Proporsi eksploitasi yang diketahui relatif terhadap kerentanan menurun 10 poin persentase dari 2018 hingga 2022, karena jumlah kerentanan mencapai rekor tertinggi pada tahun 2022. Temuan ini menunjukkan eksploitasi yang diturunkan memungkinkan infeksi malware lama seperti WannaCry dan Conficker untuk terus ada dan menyebar.

BACA JUGA: Cloud Perlancar Bisnis, IBM Gelar Solutions Summit 2022

Ransomware merupakan metode pemerasan yang paling terkenal, tetapi pelaku ancaman selalu mencari cara baru untuk memeras korban. Salah satu taktik terbaru adalah membuat data yang dicuri lebih mudah diakses oleh korban di hilir. 

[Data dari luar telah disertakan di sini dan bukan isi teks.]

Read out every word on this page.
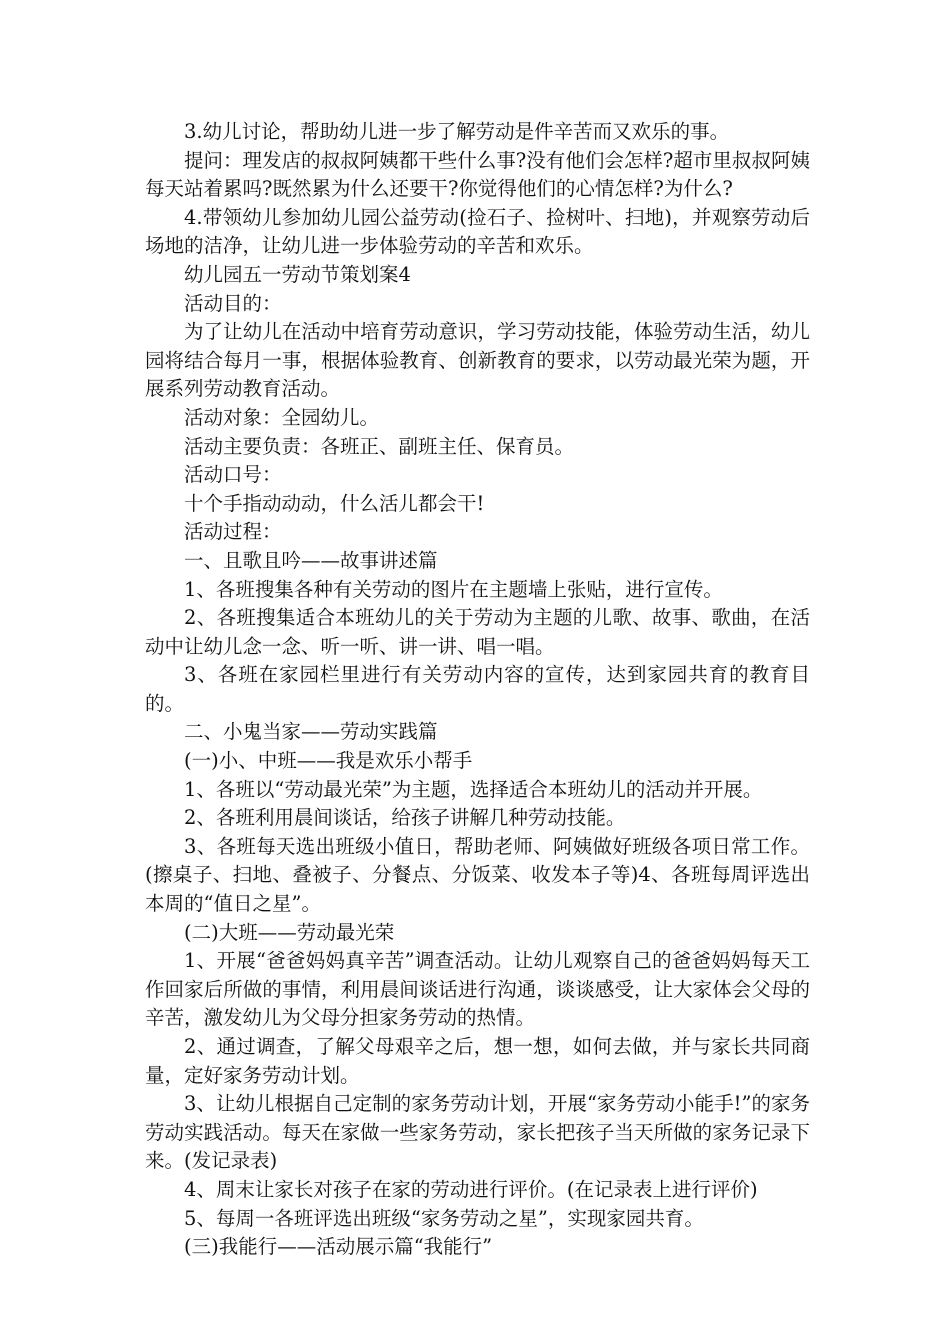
3.幼儿讨论，帮助幼儿进一步了解劳动是件辛苦而又欢乐的事。

提问：理发店的叔叔阿姨都干些什么事?没有他们会怎样?超市里叔叔阿姨每天站着累吗?既然累为什么还要干?你觉得他们的心情怎样?为什么?

4.带领幼儿参加幼儿园公益劳动(捡石子、捡树叶、扫地)，并观察劳动后场地的洁净，让幼儿进一步体验劳动的辛苦和欢乐。

幼儿园五一劳动节策划案4

活动目的：

为了让幼儿在活动中培育劳动意识，学习劳动技能，体验劳动生活，幼儿园将结合每月一事，根据体验教育、创新教育的要求，以劳动最光荣为题，开展系列劳动教育活动。

活动对象：全园幼儿。

活动主要负责：各班正、副班主任、保育员。

活动口号：

十个手指动动动，什么活儿都会干!

活动过程：

一、且歌且吟——故事讲述篇

1、各班搜集各种有关劳动的图片在主题墙上张贴，进行宣传。

2、各班搜集适合本班幼儿的关于劳动为主题的儿歌、故事、歌曲，在活动中让幼儿念一念、听一听、讲一讲、唱一唱。

3、各班在家园栏里进行有关劳动内容的宣传，达到家园共育的教育目的。

二、小鬼当家——劳动实践篇

(一)小、中班——我是欢乐小帮手

1、各班以“劳动最光荣”为主题，选择适合本班幼儿的活动并开展。

2、各班利用晨间谈话，给孩子讲解几种劳动技能。

3、各班每天选出班级小值日，帮助老师、阿姨做好班级各项日常工作。(擦桌子、扫地、叠被子、分餐点、分饭菜、收发本子等)4、各班每周评选出本周的“值日之星”。

(二)大班——劳动最光荣

1、开展“爸爸妈妈真辛苦”调查活动。让幼儿观察自己的爸爸妈妈每天工作回家后所做的事情，利用晨间谈话进行沟通，谈谈感受，让大家体会父母的辛苦，激发幼儿为父母分担家务劳动的热情。

2、通过调查，了解父母艰辛之后，想一想，如何去做，并与家长共同商量，定好家务劳动计划。

3、让幼儿根据自己定制的家务劳动计划，开展“家务劳动小能手!”的家务劳动实践活动。每天在家做一些家务劳动，家长把孩子当天所做的家务记录下来。(发记录表)

4、周末让家长对孩子在家的劳动进行评价。(在记录表上进行评价)

5、每周一各班评选出班级“家务劳动之星”，实现家园共育。

(三)我能行——活动展示篇“我能行”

Dengan melibatkan pelanggan dan mitra bisnis, operator meningkatkan tekanan pada organisasi yang dibobol. Pelaku ancaman akan terus bereksperimen dengan pemberitahuan kepada korban di bagian hilir untuk meningkatkan potensi biaya dan dampak psikologis dari gangguan yang dilakukan, sehingga sangat penting bagi bisnis untuk memiliki rencana respons terhadap insiden yang juga disesuaikan dan mempertimbangkan dampak serangan terhadap korban pada bagian hilir.

Menyumbang hampir sepertiga dari semua serangan yang ditanggapi oleh X-Force pada tahun 2022, Asia mengalami lebih banyak serangan siber daripada wilayah lain. Manufaktur menyumbang hampir setengah dari semua kasus yang telah diamati di Asia pada tahun lalu.

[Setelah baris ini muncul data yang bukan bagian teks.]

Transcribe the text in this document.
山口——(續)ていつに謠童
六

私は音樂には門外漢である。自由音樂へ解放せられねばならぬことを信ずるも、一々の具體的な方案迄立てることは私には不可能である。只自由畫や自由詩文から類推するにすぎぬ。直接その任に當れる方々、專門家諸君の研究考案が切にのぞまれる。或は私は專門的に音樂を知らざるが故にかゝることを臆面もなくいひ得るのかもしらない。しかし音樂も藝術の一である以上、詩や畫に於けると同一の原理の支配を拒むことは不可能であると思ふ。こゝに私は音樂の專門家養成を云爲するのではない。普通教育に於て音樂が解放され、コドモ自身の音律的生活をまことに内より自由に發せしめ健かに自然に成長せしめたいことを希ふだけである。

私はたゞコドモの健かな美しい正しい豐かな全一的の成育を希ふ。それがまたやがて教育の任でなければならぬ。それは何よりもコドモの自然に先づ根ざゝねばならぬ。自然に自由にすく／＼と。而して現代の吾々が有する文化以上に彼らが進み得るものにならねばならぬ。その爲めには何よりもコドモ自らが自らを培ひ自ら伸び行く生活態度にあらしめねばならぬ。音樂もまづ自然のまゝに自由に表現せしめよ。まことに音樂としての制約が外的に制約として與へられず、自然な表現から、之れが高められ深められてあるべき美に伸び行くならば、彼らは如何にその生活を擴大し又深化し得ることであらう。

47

Rasio eksploitasi yang diketahui terhadap kerentanan telah menurun selama beberapa tahun terakhir sebanyak 10 poin persentase sejak 2018. Penjahat siber telah memiliki akses ke lebih dari 78.000 eksploitasi yang diketahui, sehingga lebih mudah untuk mengeksploitasi kerentanan yang lebih lama dan belum diperbaiki. Bahkan, setelah lima tahun, kerentanan yang menyebabkan infeksi WannaCrytetap menjadi ancaman yang signifikan.

X-Force baru-baru ini melaporkan peningkatan 800% dalam lalu lintas ransomware WannaCrydalam data telemetri MSS sejak April 2022. Penggunaan eksploitasi lama yang masih berlanjut menyoroti perlunya organisasi untuk menyempurnakan dan mematangkan program manajemen kerentanan, termasuk pemahaman lebih mengenai permukaan serangan mereka dan memprioritaskan perbaikan berbasis risiko.